A minimum of relevant information, perfect for reading on cell phone. Hyperlinks to the original article, or not. Designed to be read by people around the world, who may not have a firm grasp of the nuances of English.
I am part of this trend in a way through my ubiquitous SEO pieces––the only way I have found to make full-time writing pay. Just wrote150 word pieces on Monet's water garden at Giverny and Eben Alexander's Proof of Heaven: A Neurosurgeon's Journey into the Afterlife. (The litmus for any article subject I take on is that learn something new). Fortunately, these are client-driven ghost pieces, not claiming any specific authority beyond that of the amateur blogger, and I can write without guilt. I am not purporting to be an authoritative news source and my name is not attached.
The reason I do this type of SEO mill writing is that I do not want any confusion as an artist: the hack writing truly is hack, the creative stuff I put intensive thought and revision into. My creative work is in a sense free from the pressure that I perceive warps so many current writers, with their Internet-driven rinse and repeat approach.
I do believe that my slow, unforced approach will pay off eventually, as there are still those who enjoy poking around, separating wheat from chafe. As my agent said, all the editors at publishing houses are dying to discover original voices. (They are not necessarily the ones who will discover my writing, because I do not write to their particular experience, or what they perceive as a marketable audience. I am intimately familiar with and dead bored by those of suburban literary aspiration).

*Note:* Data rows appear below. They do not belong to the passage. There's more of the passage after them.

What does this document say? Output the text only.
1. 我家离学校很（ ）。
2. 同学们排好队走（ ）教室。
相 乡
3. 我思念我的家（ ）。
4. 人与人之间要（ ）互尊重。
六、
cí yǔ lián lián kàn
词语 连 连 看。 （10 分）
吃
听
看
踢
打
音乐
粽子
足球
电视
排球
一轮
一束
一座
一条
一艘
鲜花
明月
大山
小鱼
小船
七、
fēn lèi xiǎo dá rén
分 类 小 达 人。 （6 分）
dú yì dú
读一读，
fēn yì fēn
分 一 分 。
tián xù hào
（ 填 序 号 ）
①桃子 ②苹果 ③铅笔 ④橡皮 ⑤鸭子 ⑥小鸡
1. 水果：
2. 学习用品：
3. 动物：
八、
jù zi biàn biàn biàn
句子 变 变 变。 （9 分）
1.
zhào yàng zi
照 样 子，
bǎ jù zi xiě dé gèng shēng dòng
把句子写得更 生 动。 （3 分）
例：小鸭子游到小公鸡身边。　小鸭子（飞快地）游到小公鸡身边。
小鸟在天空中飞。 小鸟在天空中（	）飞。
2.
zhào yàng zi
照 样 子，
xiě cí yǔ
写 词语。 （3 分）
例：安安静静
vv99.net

What I am getting around to is an excuse for not posting a new episode of Cowachunga for over a month. Quality writing takes time, particularly at critical plot junctures that will define how the rest of the narrative runs its course. Also, I have been doing quite a bit of living, in a real place where one cannot avoid it––
Which is not to say I do not feel guilty, readership has been increasing. Weebly stats now indicate nearly 1,500 views per week, which surpasses anything I accomplished in the past. One blog piece in particular A Single Lifetime To Move a Few has attracted a flurry of interest. Which I suppose means I have to get my ass in gear and flesh in the Fabric concept.